Connecticut Department of Social Services (DSS) Commissioner Roderick L. Bremby said, “While outliers like this laboratory do not represent Medicaid providers as a whole, this enforcement action clearly underscores the fact that strong anti-fraud measures are needed to protect the integrity of public health coverage programs. As administering agency for Medicaid, DSS thanks and commends Attorney General Jepsen and his staff, the Massachusetts Attorney General’s Office, our own investigators, and other state and federal partners for outstanding work in rooting out fraud and abuse.”
Healey’s office said it has established itself “nationally as a leader in the fight against fraud, waste and abuse in the Medicaid program. The office’s Medicaid Fraud Division works to prevent and prosecute provider fraud and violations of state law pertaining to the administration of the Medicaid Program. The division often works collaboratively with other enforcement authorities in other states, as well as with federal enforcement authorities.”
In 2017, the Division recovered more than $45 million for the state’s Medicaid program and prioritized cases involving providers who contribute to the opioid epidemic by illegally prescribing or dispensing pills, as well as focused on combating fraud, waste and abuse in the home health industry.

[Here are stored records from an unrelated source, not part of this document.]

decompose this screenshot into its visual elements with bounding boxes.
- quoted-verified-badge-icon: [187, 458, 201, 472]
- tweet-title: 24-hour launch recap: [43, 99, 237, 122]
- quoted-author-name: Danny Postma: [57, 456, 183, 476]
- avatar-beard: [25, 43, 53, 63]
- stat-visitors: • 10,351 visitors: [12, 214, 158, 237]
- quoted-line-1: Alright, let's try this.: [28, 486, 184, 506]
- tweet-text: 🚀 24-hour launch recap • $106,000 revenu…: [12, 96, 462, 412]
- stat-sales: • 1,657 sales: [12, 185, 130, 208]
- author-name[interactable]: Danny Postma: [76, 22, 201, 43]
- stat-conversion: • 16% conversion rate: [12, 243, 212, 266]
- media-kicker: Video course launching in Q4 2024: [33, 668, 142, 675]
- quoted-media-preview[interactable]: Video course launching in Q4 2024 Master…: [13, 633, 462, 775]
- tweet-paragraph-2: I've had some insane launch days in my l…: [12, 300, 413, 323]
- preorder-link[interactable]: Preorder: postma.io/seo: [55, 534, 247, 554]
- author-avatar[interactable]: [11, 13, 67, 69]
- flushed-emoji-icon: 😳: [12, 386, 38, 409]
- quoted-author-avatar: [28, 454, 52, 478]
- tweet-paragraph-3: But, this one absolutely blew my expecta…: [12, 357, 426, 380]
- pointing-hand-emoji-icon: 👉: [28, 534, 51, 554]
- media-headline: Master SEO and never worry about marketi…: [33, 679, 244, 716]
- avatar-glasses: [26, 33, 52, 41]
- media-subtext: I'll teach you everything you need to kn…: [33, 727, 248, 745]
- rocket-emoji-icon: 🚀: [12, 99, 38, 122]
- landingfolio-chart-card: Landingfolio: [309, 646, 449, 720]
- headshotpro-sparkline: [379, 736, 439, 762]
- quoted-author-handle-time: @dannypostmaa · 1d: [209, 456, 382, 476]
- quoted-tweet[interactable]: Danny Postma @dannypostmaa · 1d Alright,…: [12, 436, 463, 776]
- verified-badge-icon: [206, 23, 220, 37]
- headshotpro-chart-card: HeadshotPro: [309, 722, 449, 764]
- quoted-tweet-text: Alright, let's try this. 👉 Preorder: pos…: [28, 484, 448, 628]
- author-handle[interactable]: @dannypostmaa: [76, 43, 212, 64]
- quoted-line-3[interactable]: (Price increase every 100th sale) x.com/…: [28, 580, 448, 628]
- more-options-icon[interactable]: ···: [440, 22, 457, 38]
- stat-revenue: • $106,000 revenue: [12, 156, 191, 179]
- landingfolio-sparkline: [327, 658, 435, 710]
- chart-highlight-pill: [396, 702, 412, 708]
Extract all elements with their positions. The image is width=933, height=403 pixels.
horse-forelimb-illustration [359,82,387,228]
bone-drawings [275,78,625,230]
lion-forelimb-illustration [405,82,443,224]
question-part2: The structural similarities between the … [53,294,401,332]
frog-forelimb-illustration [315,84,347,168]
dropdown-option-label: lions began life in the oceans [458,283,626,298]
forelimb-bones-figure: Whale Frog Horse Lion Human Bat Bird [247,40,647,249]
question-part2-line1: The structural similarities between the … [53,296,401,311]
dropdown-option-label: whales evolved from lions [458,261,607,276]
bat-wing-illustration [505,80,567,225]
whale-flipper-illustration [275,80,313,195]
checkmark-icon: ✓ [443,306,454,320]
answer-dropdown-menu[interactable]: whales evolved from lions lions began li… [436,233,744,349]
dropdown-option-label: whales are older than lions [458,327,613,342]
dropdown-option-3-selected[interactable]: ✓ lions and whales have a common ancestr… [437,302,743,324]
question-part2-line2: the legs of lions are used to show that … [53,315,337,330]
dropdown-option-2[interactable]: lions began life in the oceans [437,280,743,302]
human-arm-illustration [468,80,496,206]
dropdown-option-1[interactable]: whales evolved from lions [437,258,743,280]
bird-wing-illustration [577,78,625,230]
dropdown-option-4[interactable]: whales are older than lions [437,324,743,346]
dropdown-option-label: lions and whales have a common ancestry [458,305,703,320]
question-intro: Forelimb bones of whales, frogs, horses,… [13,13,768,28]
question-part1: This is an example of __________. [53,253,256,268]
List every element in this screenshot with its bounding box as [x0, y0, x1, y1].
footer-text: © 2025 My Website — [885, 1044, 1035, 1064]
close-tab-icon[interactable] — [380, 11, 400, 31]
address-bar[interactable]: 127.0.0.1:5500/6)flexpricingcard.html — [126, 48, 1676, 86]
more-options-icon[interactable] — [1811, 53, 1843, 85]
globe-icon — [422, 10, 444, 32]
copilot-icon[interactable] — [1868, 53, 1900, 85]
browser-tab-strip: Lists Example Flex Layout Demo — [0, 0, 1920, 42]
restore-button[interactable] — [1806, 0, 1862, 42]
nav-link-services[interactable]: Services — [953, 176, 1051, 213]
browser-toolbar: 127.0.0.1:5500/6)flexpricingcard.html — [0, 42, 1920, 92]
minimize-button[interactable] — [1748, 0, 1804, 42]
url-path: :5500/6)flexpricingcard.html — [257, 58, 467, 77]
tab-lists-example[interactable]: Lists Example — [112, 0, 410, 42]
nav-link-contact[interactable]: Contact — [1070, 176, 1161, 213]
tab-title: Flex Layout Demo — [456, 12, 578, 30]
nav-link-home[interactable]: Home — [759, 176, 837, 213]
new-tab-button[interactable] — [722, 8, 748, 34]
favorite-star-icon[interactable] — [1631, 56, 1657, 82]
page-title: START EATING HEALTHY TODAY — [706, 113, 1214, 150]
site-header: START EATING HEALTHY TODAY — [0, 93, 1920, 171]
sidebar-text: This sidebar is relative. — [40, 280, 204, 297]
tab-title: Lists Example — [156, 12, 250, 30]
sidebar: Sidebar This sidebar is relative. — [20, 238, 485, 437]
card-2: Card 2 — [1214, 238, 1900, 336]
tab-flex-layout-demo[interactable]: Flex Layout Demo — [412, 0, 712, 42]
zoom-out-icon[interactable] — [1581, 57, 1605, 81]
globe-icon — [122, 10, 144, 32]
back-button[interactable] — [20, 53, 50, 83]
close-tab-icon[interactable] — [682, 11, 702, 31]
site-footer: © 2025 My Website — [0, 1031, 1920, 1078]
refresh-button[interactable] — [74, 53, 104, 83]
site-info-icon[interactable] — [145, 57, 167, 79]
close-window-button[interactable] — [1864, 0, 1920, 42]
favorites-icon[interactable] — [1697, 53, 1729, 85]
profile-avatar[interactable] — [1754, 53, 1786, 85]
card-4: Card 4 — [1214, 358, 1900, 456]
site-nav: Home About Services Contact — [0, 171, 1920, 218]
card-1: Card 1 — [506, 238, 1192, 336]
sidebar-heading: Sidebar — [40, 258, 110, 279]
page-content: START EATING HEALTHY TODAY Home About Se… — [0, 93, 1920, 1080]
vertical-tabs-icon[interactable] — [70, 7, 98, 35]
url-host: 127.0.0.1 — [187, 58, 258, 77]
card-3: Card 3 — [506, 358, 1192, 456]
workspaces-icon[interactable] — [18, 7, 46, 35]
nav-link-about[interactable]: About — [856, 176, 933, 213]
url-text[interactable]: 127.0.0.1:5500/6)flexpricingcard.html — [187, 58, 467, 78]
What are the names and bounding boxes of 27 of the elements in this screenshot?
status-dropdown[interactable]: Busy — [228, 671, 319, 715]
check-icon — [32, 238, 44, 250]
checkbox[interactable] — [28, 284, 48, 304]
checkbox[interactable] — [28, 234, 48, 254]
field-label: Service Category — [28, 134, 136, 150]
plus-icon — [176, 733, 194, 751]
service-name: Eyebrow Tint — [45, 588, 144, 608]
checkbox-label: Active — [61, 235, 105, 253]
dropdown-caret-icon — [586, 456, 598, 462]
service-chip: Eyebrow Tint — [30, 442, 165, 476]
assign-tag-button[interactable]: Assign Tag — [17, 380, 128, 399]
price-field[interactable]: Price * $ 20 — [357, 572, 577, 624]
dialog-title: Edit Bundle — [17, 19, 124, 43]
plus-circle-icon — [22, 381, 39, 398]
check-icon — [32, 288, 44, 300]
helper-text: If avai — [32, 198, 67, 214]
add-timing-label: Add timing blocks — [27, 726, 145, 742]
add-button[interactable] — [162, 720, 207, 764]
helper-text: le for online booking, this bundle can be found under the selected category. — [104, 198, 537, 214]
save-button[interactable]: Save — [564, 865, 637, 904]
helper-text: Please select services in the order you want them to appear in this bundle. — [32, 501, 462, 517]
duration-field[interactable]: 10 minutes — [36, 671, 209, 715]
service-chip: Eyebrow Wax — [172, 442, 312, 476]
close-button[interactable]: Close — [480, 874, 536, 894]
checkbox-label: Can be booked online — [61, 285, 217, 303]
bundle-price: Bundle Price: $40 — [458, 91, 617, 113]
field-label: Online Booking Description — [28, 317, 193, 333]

PTL is not unfamiliar to state authorities in relation to MassHealth issues. In 2013, State Auditor Suzanne M. Bump said PTL owed $3.5 million after an audit of MassHealth discovered more than $13.6 million in unnecessary expenses and improper billing of costs of drug testing for those treated for substance abuse, according to a contemporary press release.
In Massachusetts, the matter was handled by Assistant Attorney General Kevin Lownds, Investigations Supervisors Joseph Shea and Lisa Bailey, and Investigators Steven Pfister and Erica Schlain, all of the Attorney General’s Medicaid Fraud Division, with assistance from MassHealth. In Connecticut, Legal Investigator Thomas Martin and Assistant Attorneys General Joshua Jackson and Michael Cole, chief of the Antitrust and Government Program Fraud Department, assisted the Attorney General with this matter.